IoT-Based Electric Vehicle State Estimation and Control Algorithms Under Cyber Attacks

Abstract

In order to provide intelligent services, the Internet-of-Things (IoT) facilitates millions of smart devices to be enabled with network connectivity to sense, collect, process, and exchange information. Based on the communication infrastructure, the IoT can allow cyber-physical devices, such as an electric vehicle, to sense, monitor, and control from the remote control center in real time. Unfortunately, the traditional communication infrastructure is vulnerable to cyber attacks, so it is a challenging task for the IoT to explore these applications. In order to overcome the problem, this article proposes an algorithm for monitoring and controlling the electric vehicle using the IoT communication network considering false data-injection attacks.
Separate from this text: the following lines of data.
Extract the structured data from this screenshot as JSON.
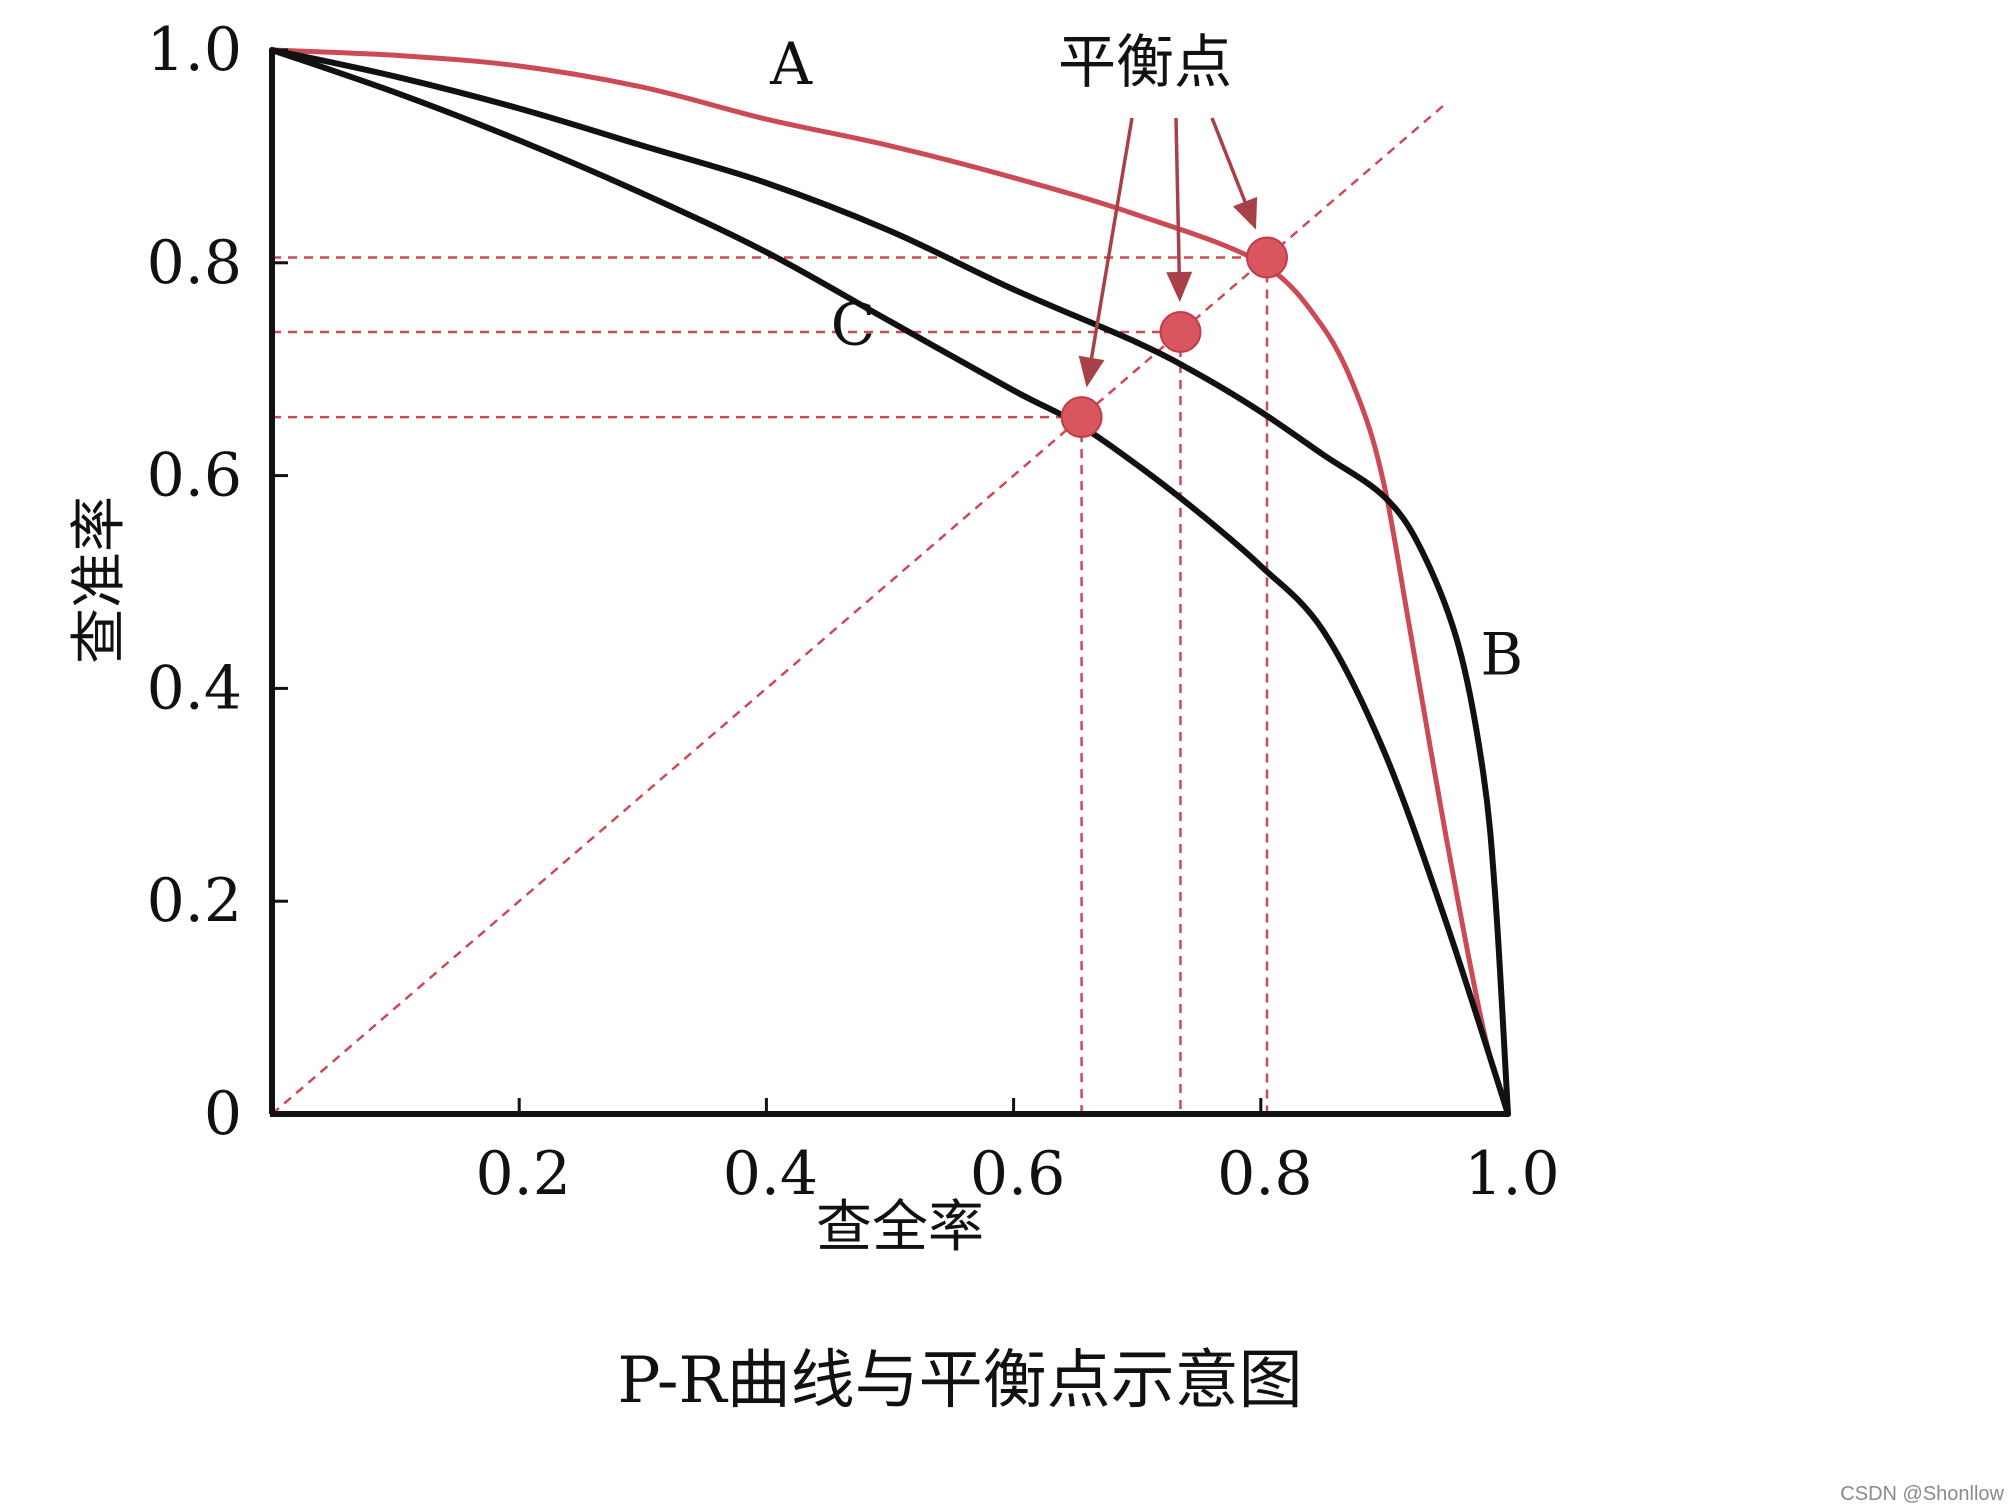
{
  "figure": {
    "title": "P-R曲线与平衡点示意图",
    "watermark": "CSDN @Shonllow"
  },
  "chart_data": {
    "type": "line",
    "xlabel": "查全率",
    "ylabel": "查准率",
    "xlim": [
      0,
      1
    ],
    "ylim": [
      0,
      1
    ],
    "x_ticks": [
      {
        "value": 0.2,
        "label": "0.2"
      },
      {
        "value": 0.4,
        "label": "0.4"
      },
      {
        "value": 0.6,
        "label": "0.6"
      },
      {
        "value": 0.8,
        "label": "0.8"
      },
      {
        "value": 1.0,
        "label": "1.0"
      }
    ],
    "y_ticks": [
      {
        "value": 0,
        "label": "0"
      },
      {
        "value": 0.2,
        "label": "0.2"
      },
      {
        "value": 0.4,
        "label": "0.4"
      },
      {
        "value": 0.6,
        "label": "0.6"
      },
      {
        "value": 0.8,
        "label": "0.8"
      },
      {
        "value": 1.0,
        "label": "1.0"
      }
    ],
    "grid": false,
    "series": [
      {
        "name": "A",
        "color": "#cc4a55",
        "x": [
          0,
          0.1,
          0.2,
          0.3,
          0.4,
          0.5,
          0.6,
          0.7,
          0.8,
          0.85,
          0.88,
          0.9,
          0.92,
          0.95,
          0.98,
          1.0
        ],
        "y": [
          1.0,
          0.995,
          0.985,
          0.965,
          0.935,
          0.91,
          0.88,
          0.845,
          0.8,
          0.74,
          0.67,
          0.59,
          0.46,
          0.26,
          0.08,
          0
        ]
      },
      {
        "name": "B",
        "color": "#111111",
        "x": [
          0,
          0.1,
          0.2,
          0.3,
          0.4,
          0.5,
          0.6,
          0.7,
          0.75,
          0.8,
          0.85,
          0.9,
          0.93,
          0.96,
          0.98,
          0.99,
          1.0
        ],
        "y": [
          1.0,
          0.975,
          0.945,
          0.91,
          0.875,
          0.83,
          0.775,
          0.725,
          0.695,
          0.66,
          0.62,
          0.58,
          0.53,
          0.44,
          0.32,
          0.2,
          0
        ]
      },
      {
        "name": "C",
        "color": "#111111",
        "x": [
          0,
          0.1,
          0.2,
          0.3,
          0.4,
          0.5,
          0.6,
          0.65,
          0.7,
          0.75,
          0.8,
          0.85,
          0.9,
          0.95,
          1.0
        ],
        "y": [
          1.0,
          0.96,
          0.915,
          0.865,
          0.81,
          0.745,
          0.68,
          0.65,
          0.61,
          0.565,
          0.515,
          0.455,
          0.34,
          0.18,
          0
        ]
      }
    ],
    "reference_line": {
      "x": [
        0,
        0.95
      ],
      "y": [
        0,
        0.95
      ],
      "style": "dashed",
      "color": "#cc4a55"
    },
    "break_even_points": [
      {
        "curve": "A",
        "x": 0.805,
        "y": 0.805
      },
      {
        "curve": "B",
        "x": 0.735,
        "y": 0.735
      },
      {
        "curve": "C",
        "x": 0.655,
        "y": 0.655
      }
    ],
    "annotation": {
      "text": "平衡点",
      "color": "#a84048"
    }
  }
}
First, the driverless electric vehicle with onboard vision system is represented by a state-space framework. As the electric vehicle and monitoring control center are far away, the IoT-embedded smart sensors and actuators are used to measure and control the system states. The vehicle sensing information is transmitted to the control center over an unreliable communication channel where attacks happen. Based on the mean square error principle, the optimal state estimation algorithm is derived to know and visualize the vehicle states. In order to regulate the vehicle states, the optimal control algorithm is designed based on the semidefinite programming approach. The simulation results show that the proposed algorithms are able to properly estimate and regulate the vehicle states within a short period of time.